Alors il faut que ça travaille, plus de productivité, plus de rentabilité, plus, toujours plus et encore plus. La fuite en avant, c’est un euphémisme au point où on en est. Les ultrariches voient bien que ça commence à sentir le roussi, alors vite, presser les fruits de la terre jusqu’à la dernière goutte. On se bunkerise, on se barre sur Mars, peu importe, mais il faut que ces salauds de pauvres en mettent un dernier coup avant le bouquet final.

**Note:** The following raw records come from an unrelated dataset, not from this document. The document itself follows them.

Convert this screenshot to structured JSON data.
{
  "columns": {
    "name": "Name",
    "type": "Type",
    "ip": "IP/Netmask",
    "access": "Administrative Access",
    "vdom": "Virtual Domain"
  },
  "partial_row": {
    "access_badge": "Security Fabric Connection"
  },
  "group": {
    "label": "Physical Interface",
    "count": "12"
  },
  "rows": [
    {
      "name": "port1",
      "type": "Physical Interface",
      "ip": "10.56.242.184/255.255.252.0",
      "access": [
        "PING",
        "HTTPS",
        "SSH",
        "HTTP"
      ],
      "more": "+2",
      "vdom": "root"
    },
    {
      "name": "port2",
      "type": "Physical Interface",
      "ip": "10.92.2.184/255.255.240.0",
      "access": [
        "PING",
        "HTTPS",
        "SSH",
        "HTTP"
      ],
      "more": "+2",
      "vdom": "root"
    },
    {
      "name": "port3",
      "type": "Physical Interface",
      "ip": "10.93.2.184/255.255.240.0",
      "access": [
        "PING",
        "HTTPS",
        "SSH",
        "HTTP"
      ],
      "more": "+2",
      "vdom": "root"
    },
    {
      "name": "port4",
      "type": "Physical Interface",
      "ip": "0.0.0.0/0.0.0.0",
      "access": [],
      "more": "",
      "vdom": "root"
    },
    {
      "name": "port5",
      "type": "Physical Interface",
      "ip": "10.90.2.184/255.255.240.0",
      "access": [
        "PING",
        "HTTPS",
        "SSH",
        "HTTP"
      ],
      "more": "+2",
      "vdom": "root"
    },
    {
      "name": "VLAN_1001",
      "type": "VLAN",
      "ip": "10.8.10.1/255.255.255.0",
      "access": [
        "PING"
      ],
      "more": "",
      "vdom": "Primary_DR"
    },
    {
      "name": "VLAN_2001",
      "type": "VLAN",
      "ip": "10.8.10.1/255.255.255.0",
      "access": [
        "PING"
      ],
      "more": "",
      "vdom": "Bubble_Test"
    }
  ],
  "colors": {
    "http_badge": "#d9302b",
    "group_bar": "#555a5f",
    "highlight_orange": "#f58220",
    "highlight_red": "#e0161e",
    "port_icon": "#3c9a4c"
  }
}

Les éditorialistes, les politiques, le dernier droitardé du pays, tous répètent en chœur que c’en est fini de la sacro-sainte Valeur travail. Si seulement leur logorrhée pouvait s’avérer à l’instant. La Valeur travail est un des mythes les plus dégueulasses qu’on cherche à nous faire ingérer. C’est l’acmé de l’autoflagellation pour chaire à canon productiviste. L’apogée du bourrage de crâne, en espérant que ça rende les masses heureuses de se faire exploiter jusqu’à la moelle (ainsi elles sont plus rentables). C’est alors que survient le pire : parmi les larbins que nous sommes, voilà que certains boivent ces paroles avariées et en redemandent goulument. C’est d’une tristesse infinie, mais ça n’échappe pas totalement à la raison. Quand le travail s’impose au-dessus de tout, quand tout fini par s’y rapporter, que peut-on faire de mieux que de s’identifier à lui, que de se définir à travers son prisme obtu ?

Je n’ai pas de solution à proposer. Mon pessimisme me porte à croire que la dissonance cognitive des exploités du monde entier est plus forte que la raison. Les sirènes de l’individualisme chantent bien plus fort que l’Internationale.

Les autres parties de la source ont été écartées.